The Lightning were sloppy with the puck, turning it over 17 times. Consider that they had one giveaway in the entirety of their Game 5 win.

“They feed off the transition, so when we’re turning the puck over it seems they gain the momentum, and they get opportunities and we spend time in our end. We’re at our best when we’re managing the puck and we don’t do that they grab the momentum really quickly,” said forward Ryan Callahan.

“We weren’t getting out of the zone. They outworked us at times during the first 40, and we can’t let that happen.”

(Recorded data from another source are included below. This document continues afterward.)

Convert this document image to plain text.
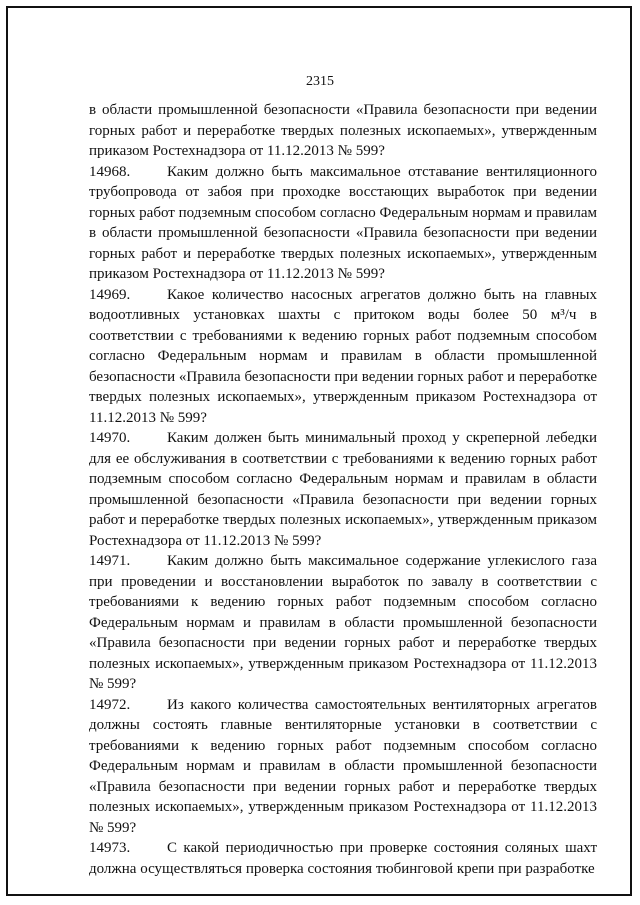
2315

в области промышленной безопасности «Правила безопасности при ведении горных работ и переработке твердых полезных ископаемых», утвержденным приказом Ростехнадзора от 11.12.2013 № 599?

14968. Каким должно быть максимальное отставание вентиляционного трубопровода от забоя при проходке восстающих выработок при ведении горных работ подземным способом согласно Федеральным нормам и правилам в области промышленной безопасности «Правила безопасности при ведении горных работ и переработке твердых полезных ископаемых», утвержденным приказом Ростехнадзора от 11.12.2013 № 599?

14969. Какое количество насосных агрегатов должно быть на главных водоотливных установках шахты с притоком воды более 50 м³/ч в соответствии с требованиями к ведению горных работ подземным способом согласно Федеральным нормам и правилам в области промышленной безопасности «Правила безопасности при ведении горных работ и переработке твердых полезных ископаемых», утвержденным приказом Ростехнадзора от 11.12.2013 № 599?

14970. Каким должен быть минимальный проход у скреперной лебедки для ее обслуживания в соответствии с требованиями к ведению горных работ подземным способом согласно Федеральным нормам и правилам в области промышленной безопасности «Правила безопасности при ведении горных работ и переработке твердых полезных ископаемых», утвержденным приказом Ростехнадзора от 11.12.2013 № 599?

14971. Каким должно быть максимальное содержание углекислого газа при проведении и восстановлении выработок по завалу в соответствии с требованиями к ведению горных работ подземным способом согласно Федеральным нормам и правилам в области промышленной безопасности «Правила безопасности при ведении горных работ и переработке твердых полезных ископаемых», утвержденным приказом Ростехнадзора от 11.12.2013 № 599?

14972. Из какого количества самостоятельных вентиляторных агрегатов должны состоять главные вентиляторные установки в соответствии с требованиями к ведению горных работ подземным способом согласно Федеральным нормам и правилам в области промышленной безопасности «Правила безопасности при ведении горных работ и переработке твердых полезных ископаемых», утвержденным приказом Ростехнадзора от 11.12.2013 № 599?

14973. С какой периодичностью при проверке состояния соляных шахт должна осуществляться проверка состояния тюбинговой крепи при разработке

The Lightning lost the first 40 minutes of Game 6, generating 11 shots on goal to the Penguins’ 26. But how much do those first 40 minutes change were it not for the coach’s challenge the Penguins won, wiping away a Jonathan Drouin goal because the young Lightning forward crossed the blue line a fraction before defenseman Victor Hedman did?

Penguins coach Mike Sullivan said it started with a phone call from video coach Andy Saucier.

“It was a huge moment in the game. Sauce, our video guy saw it, and radioed it. It was close enough that we wanted to challenge it. It was a great call by him, because it was a big part of the game. If they get the first goal, it lights up the building, and moment gets difficult,” said Sullivan.

“Our team got a boost from it. We knew we dodged a bullet there.”

Boyle acknowledged that losing the goal on a close offside call was an early frustration for the Lightning. “It is what it is. I can’t say too much about it. Didn’t seem like it would be, but it might have been,” he said. 

The Penguins would scored on a 5-on-3 power play later in a period that they dominated, and then two more goals in the second period – including the fifth goal the Lightning have given up in these playoffs with less than 90 second remaining in a period.

“We can't spot a team like this a three-goal lead,” said coach Jon Cooper. “We had our chance to knock them out tonight. Give Pittsburgh a ton of credit for the way they played and how they handled things. They volleyed the ball into our court, and now it's time for us to smash it back.”

It’s not where the Lightning want to be, traveling back to Pittsburgh. But to earn another chance at the Cup, it’s going to have to happen again: Winning a Game 7 on the road in hostile territory.

Their lessons from last season didn’t apply to Game 6. Perhaps they still will yet.

“What I can take from last year is that when we went to Game 7, we won Game 7,” said Cooper.